Post date: Oct 14, 2013 3:52:13 AM

Dr. Zheyu Wang, Assistant Professor

Oncology Biostatistics, JHU

Topic: Diagnostic test and biomarker evaluation in the absence of a gold standard

Latent variable models have long been utilized in mental/behavioral research to summarize constructs that are represented by multiple variables and are difficult to measure. It also had significant application and development in diagnostic medicine, which has been re-energized recently due to the advance in diagnostic techniques and the discovery of novel biomarkers.
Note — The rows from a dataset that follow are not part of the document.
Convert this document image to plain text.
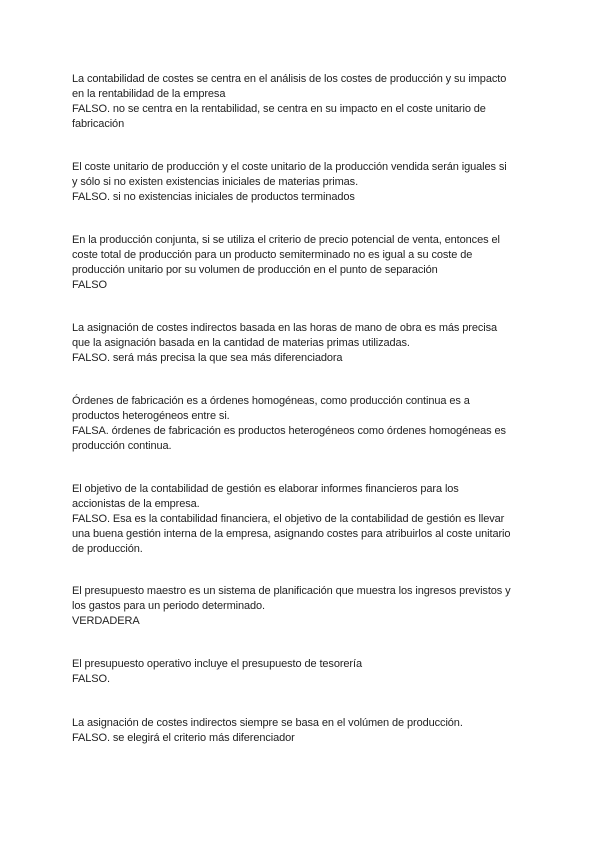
La contabilidad de costes se centra en el análisis de los costes de producción y su impacto
en la rentabilidad de la empresa

FALSO. no se centra en la rentabilidad, se centra en su impacto en el coste unitario de
fabricación

El coste unitario de producción y el coste unitario de la producción vendida serán iguales si
y sólo si no existen existencias iniciales de materias primas.

FALSO. si no existencias iniciales de productos terminados

En la producción conjunta, si se utiliza el criterio de precio potencial de venta, entonces el
coste total de producción para un producto semiterminado no es igual a su coste de
producción unitario por su volumen de producción en el punto de separación

FALSO

La asignación de costes indirectos basada en las horas de mano de obra es más precisa
que la asignación basada en la cantidad de materias primas utilizadas.

FALSO. será más precisa la que sea más diferenciadora

Órdenes de fabricación es a órdenes homogéneas, como producción continua es a
productos heterogéneos entre si.

FALSA. órdenes de fabricación es productos heterogéneos como órdenes homogéneas es
producción continua.

El objetivo de la contabilidad de gestión es elaborar informes financieros para los
accionistas de la empresa.

FALSO. Esa es la contabilidad financiera, el objetivo de la contabilidad de gestión es llevar
una buena gestión interna de la empresa, asignando costes para atribuirlos al coste unitario
de producción.

El presupuesto maestro es un sistema de planificación que muestra los ingresos previstos y
los gastos para un periodo determinado.

VERDADERA

El presupuesto operativo incluye el presupuesto de tesorería

FALSO.

La asignación de costes indirectos siempre se basa en el volúmen de producción.

FALSO. se elegirá el criterio más diferenciador
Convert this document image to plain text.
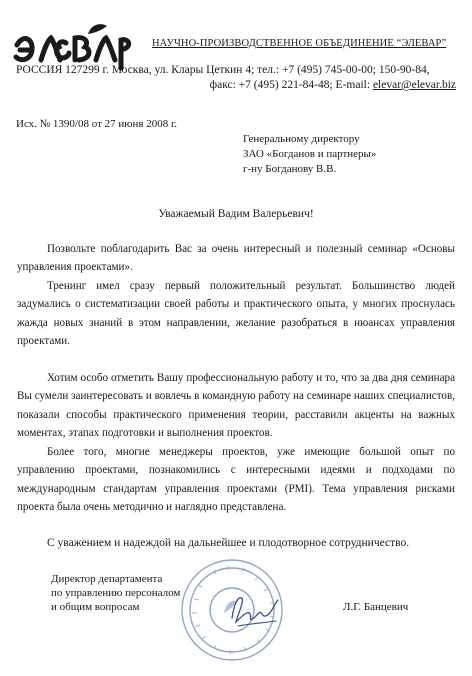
НАУЧНО-ПРОИЗВОДСТВЕННОЕ ОБЪЕДИНЕНИЕ “ЭЛЕВАР”
РОССИЯ 127299 г. Москва, ул. Клары Цеткин 4; тел.: +7 (495) 745-00-00; 150-90-84,
факс: +7 (495) 221-84-48; E-mail: elevar@elevar.biz
Исх. № 1390/08 от 27 июня 2008 г.
Генеральному директору
ЗАО «Богданов и партнеры»
г-ну Богданову В.В.
Уважаемый Вадим Валерьевич!
Позвольте поблагодарить Вас за очень интересный и полезный семинар «Основы управления проектами».
Тренинг имел сразу первый положительный результат. Большинство людей задумались о систематизации своей работы и практического опыта, у многих проснулась жажда новых знаний в этом направлении, желание разобраться в нюансах управления проектами.
Хотим особо отметить Вашу профессиональную работу и то, что за два дня семинара Вы сумели заинтересовать и вовлечь в командную работу на семинаре наших специалистов, показали способы практического применения теории, расставили акценты на важных моментах, этапах подготовки и выполнения проектов.
Более того, многие менеджеры проектов, уже имеющие большой опыт по управлению проектами, познакомились с интересными идеями и подходами по международным стандартам управления проектами (PMI). Тема управления рисками проекта была очень методично и наглядно представлена.
С уважением и надеждой на дальнейшее и плодотворное сотрудничество.
Директор департамента
по управлению персоналом
и общим вопросам	Л.Г. Банцевич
Accordingly, it is important to assess the accuracy of the diagnostic tests and evaluate new biomarkers. The assessment becomes difficult when the underlying medical condition, the gold standard, is unknown due to time/cost constraints, or ethics concerns. This issue becomes more common and pressing with the growing interest on preclinical diagnosis and prevention. Moreover, with the improvement in clinical practice, there is a need to go beyond traditional binary disease status and incorporate an ordinal gold standard, and to include and examine patients’ characteristics that may affect disease prevalence or test performance. We discuss models in latent class/profile framework to address these issues. A random effect approach is adopted to account for dependence among diagnostic results, and a test for the random effect component is provided. Regression and transformation extension allows one to utilize covariate information and examine their impact. We also propose an accuracy measure as a high dimensional counterpart of the area under the ROC curve, and discuss some graphical representations of the high dimensional results. The methods are applied to two data sets, one to evaluate diagnosis performance of traditional Chinese medicine doctors, and the other to assess biomarkers for identifying preclinical Alzheimer’s disease.